A plan presented by the Dutch Labour Party is proposing to ferry back refugees from the Greek islands to Turkey, in an attempt to control the influx of refugees into Europe.
The Netherlands, currently holding the European Union presidency, is gathering support for the plan among several EU member states including Germany, Diederik Samsom, the Labour party leader, told Dutch media on Thursday.
According to the plan, which is suggested for implementation this spring, refugees who arrive in Greece would be returned to Turkey almost immediately by ferry. In exchange, European Union member states would accept up to 250,000 refugees residing in Turkey a year.
The idea is to discourage refugees from taking the dangerous route by sea. Refugees trying to enter Europe via the Greek islands would be returned within a few days, according to the plan.
“The express highway for migrants between Greece and Turkey has to come to an end,” Samson told Dutch radio. “The Aegean Sea has become a mass grave; 3,700 people died there last year,” he added.
The implementation of the plan, which is said to have the support of Dutch Prime Minister Mark Rutte, would depend on Turkey having the status of a safe country for refugees.

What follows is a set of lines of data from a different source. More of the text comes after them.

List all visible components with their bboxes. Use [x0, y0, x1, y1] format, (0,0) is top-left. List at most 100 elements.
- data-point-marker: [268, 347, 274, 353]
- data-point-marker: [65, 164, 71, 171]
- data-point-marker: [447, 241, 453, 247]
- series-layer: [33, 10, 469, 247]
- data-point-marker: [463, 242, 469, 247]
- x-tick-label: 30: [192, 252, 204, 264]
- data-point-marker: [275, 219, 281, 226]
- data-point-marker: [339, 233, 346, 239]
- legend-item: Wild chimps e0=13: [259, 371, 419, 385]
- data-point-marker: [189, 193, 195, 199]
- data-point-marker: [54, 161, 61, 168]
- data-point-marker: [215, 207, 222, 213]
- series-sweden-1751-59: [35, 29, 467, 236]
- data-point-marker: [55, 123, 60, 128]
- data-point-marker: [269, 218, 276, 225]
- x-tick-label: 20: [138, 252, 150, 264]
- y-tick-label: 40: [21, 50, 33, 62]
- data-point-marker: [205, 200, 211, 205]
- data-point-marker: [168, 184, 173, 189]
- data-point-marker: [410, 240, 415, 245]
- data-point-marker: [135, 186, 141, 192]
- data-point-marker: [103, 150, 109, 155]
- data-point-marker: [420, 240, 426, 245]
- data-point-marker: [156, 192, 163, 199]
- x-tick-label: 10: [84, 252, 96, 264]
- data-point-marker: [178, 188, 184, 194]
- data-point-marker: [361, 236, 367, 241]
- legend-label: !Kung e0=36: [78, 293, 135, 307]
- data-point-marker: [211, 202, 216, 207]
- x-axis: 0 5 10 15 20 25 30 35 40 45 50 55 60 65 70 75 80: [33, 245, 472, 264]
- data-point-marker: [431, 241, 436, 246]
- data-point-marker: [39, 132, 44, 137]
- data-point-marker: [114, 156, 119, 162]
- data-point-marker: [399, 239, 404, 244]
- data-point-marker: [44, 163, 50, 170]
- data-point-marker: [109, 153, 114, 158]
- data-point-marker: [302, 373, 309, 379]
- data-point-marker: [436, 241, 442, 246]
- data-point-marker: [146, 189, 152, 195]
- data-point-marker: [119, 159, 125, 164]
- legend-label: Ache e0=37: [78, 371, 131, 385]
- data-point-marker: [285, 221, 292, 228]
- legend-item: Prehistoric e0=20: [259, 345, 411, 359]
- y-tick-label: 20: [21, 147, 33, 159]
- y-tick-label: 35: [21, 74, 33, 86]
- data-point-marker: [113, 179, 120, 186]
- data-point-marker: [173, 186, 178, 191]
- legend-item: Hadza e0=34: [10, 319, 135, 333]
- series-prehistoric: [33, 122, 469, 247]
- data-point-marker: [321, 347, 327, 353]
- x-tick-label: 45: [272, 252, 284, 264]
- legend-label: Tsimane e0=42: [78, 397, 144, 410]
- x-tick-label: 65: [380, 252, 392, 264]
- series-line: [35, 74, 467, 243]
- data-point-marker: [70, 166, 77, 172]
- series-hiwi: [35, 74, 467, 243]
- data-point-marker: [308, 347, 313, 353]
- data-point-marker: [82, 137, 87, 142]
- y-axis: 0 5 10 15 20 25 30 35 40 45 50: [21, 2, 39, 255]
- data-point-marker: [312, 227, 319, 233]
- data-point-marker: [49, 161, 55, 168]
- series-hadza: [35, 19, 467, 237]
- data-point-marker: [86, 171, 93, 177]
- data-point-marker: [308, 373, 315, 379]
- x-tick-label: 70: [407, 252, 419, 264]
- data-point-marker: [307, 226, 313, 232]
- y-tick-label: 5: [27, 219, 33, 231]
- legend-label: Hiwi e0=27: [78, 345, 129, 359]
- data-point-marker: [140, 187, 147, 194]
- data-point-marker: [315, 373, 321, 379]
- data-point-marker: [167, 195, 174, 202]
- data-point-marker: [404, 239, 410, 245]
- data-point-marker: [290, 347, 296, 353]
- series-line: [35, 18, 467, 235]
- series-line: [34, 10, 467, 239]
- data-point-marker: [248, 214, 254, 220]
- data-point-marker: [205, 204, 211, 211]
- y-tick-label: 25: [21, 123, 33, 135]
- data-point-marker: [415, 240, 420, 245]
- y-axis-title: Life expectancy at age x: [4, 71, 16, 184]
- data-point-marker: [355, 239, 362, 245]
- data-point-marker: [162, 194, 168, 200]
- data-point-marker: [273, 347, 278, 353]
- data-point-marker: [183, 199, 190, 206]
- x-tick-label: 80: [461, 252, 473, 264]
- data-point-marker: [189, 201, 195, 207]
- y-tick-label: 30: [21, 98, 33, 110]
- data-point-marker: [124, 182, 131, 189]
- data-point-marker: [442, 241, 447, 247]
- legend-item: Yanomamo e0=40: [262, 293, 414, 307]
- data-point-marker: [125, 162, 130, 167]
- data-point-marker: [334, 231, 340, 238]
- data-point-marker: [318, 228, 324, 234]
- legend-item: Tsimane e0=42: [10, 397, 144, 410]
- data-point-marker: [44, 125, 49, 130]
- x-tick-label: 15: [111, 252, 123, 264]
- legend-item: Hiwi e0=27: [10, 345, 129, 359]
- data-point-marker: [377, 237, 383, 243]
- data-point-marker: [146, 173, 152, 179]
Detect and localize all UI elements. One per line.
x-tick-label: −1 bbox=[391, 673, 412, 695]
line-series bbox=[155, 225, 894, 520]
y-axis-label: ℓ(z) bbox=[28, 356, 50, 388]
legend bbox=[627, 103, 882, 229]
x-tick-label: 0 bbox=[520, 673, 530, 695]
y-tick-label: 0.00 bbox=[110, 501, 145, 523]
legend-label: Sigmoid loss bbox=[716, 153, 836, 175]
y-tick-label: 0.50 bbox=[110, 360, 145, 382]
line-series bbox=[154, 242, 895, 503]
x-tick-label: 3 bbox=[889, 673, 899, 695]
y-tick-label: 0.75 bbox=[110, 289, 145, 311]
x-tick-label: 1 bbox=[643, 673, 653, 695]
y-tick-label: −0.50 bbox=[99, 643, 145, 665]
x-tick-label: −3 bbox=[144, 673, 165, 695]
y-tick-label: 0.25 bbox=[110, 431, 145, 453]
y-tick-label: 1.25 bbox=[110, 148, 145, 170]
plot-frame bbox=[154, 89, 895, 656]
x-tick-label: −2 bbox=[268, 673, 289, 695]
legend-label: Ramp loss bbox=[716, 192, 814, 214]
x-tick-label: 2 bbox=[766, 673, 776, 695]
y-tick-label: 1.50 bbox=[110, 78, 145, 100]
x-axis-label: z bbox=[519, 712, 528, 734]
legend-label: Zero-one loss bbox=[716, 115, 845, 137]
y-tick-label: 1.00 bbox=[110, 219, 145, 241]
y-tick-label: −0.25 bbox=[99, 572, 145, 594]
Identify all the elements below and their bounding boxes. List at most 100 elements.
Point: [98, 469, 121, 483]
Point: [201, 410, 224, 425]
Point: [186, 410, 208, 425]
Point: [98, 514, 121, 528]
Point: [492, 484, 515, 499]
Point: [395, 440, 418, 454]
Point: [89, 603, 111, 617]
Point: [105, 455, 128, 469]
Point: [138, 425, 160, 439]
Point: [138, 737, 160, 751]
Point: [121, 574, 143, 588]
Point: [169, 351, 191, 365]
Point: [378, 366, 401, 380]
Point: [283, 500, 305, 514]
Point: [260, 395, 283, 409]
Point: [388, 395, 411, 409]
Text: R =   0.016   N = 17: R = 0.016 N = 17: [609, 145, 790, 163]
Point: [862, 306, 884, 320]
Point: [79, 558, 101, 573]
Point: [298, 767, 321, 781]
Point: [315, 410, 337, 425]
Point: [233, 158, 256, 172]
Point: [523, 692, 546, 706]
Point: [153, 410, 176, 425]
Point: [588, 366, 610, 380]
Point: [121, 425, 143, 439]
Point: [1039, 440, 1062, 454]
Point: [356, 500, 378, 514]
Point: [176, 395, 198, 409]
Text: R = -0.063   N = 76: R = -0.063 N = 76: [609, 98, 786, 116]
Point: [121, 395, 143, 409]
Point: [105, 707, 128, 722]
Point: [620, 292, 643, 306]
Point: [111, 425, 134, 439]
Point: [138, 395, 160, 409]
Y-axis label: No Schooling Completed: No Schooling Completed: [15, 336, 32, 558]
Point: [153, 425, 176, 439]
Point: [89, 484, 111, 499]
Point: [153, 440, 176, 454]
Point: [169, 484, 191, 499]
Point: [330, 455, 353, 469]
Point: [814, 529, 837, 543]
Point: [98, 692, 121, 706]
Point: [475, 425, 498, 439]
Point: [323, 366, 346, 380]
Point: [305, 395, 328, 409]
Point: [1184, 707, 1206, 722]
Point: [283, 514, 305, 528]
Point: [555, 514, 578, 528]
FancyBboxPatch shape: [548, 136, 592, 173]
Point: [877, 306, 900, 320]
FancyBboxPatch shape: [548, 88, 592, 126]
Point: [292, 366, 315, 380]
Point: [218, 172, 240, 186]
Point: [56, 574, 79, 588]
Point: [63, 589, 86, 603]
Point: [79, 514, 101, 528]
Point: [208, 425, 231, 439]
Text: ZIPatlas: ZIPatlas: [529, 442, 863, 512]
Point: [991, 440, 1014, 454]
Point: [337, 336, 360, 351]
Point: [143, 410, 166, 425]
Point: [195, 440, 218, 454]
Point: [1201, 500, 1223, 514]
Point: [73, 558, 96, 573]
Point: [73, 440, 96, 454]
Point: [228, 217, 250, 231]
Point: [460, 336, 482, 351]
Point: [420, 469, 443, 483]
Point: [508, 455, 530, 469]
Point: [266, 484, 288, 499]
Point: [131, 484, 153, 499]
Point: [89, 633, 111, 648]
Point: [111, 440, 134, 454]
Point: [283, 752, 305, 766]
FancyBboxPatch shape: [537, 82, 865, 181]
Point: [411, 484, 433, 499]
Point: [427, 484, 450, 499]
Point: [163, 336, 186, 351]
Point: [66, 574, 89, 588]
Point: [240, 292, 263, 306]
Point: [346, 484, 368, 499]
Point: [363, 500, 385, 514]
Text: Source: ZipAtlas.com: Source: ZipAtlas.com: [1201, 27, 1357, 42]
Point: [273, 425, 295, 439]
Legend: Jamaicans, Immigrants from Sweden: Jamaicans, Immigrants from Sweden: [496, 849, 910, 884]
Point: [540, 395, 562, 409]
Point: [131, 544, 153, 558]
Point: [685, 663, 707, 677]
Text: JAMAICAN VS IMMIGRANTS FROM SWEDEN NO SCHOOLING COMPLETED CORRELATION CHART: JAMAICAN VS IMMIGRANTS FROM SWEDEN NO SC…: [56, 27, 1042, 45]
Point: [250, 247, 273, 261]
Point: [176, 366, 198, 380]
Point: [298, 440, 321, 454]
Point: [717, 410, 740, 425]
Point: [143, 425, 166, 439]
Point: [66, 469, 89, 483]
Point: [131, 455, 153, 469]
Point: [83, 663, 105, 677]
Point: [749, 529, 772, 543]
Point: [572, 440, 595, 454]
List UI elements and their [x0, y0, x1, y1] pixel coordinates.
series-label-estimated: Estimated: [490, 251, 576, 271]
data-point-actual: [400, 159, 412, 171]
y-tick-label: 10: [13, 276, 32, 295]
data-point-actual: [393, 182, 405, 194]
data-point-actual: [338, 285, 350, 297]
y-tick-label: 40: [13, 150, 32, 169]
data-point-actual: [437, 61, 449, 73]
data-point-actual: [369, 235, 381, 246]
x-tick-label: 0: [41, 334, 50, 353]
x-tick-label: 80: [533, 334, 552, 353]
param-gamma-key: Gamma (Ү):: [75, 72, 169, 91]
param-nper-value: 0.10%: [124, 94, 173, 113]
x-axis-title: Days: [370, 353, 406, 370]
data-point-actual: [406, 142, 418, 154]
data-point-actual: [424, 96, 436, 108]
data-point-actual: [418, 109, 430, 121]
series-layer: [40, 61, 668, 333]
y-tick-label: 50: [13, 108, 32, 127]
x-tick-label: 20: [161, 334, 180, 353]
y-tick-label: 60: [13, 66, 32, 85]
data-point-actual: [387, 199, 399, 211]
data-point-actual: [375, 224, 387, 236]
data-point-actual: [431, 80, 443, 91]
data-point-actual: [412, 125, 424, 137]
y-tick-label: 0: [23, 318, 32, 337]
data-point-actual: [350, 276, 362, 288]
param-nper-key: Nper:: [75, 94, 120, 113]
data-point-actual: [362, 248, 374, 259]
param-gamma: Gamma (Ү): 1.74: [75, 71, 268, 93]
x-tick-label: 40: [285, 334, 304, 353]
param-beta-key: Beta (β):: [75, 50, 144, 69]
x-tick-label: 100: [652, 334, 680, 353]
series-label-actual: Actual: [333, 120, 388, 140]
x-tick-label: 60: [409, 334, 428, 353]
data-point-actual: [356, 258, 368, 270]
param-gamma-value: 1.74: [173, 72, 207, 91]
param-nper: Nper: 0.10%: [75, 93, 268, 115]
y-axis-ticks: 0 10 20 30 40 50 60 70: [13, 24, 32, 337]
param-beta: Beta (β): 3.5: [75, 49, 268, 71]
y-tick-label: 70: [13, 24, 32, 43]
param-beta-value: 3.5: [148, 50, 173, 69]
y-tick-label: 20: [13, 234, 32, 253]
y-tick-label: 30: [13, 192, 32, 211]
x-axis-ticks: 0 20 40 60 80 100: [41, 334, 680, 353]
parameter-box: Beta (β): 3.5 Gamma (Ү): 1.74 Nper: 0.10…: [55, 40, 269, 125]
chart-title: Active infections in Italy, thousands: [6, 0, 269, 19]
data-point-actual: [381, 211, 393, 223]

To reach that status Turkey would have to adopt several laws and improve the situation for asylum seekers. “It has to become a safe country,” Samson said.
‘Violation of Geneva Convention’
The proposal is being severely criticised by academics and politicians in the Netherlands.
Professor Henk van Houtum, head of the Nijmegen Centre for Border Research Radboud University, described the proposal as “an example of a totally topsy-turvy world”.
“First, Europe creates some sort of survival of the fittest by forcing refugees to cross the sea in dangerous circumstances, because they cannot enter legally. Then, once the refugees have reached the other side; you send them back by boat again?
“This does not solve anything; it’s just transferring the problem elsewhere, to an unsafe country where they have no future.
“In fact, it is a violation of the Geneva Convention which says anyone who qualifies for refugee status should be granted asylum in the country where the application is made,” Van Houtum said.
‘Be like Australia’
Samson’s plan has similarities with the Australian asylum policy that was introduced in 2013.
In Australia, migrants who try to reach the country by boat have no chance of a permanent stay and are immediately sent to detention centres on Papua New Guinea and other surrounding islands.
Dutch far-right politician Geert Wilders argued in April last year that the Netherlands’ refugee policy should be more like Australia’s. “At least they have the balls to stop the influx of migrants,” he said.
But now even Wilders appears to reject the ferry plan proposed by Samsom.
“What a useless plan,” he wrote on Twitter. “First we send the fortune seekers by boat to Turkey and then after that by plane to Europe and the Netherlands?”
The Dutch proposal to force a solution to the refugee crisis came just after Prime Minister Rutte said that the EU had six to eight weeks to reach an agreement on how to tackle immigration.
If not, “the EU will have to think about a plan B,” Rutte said, without elaborating.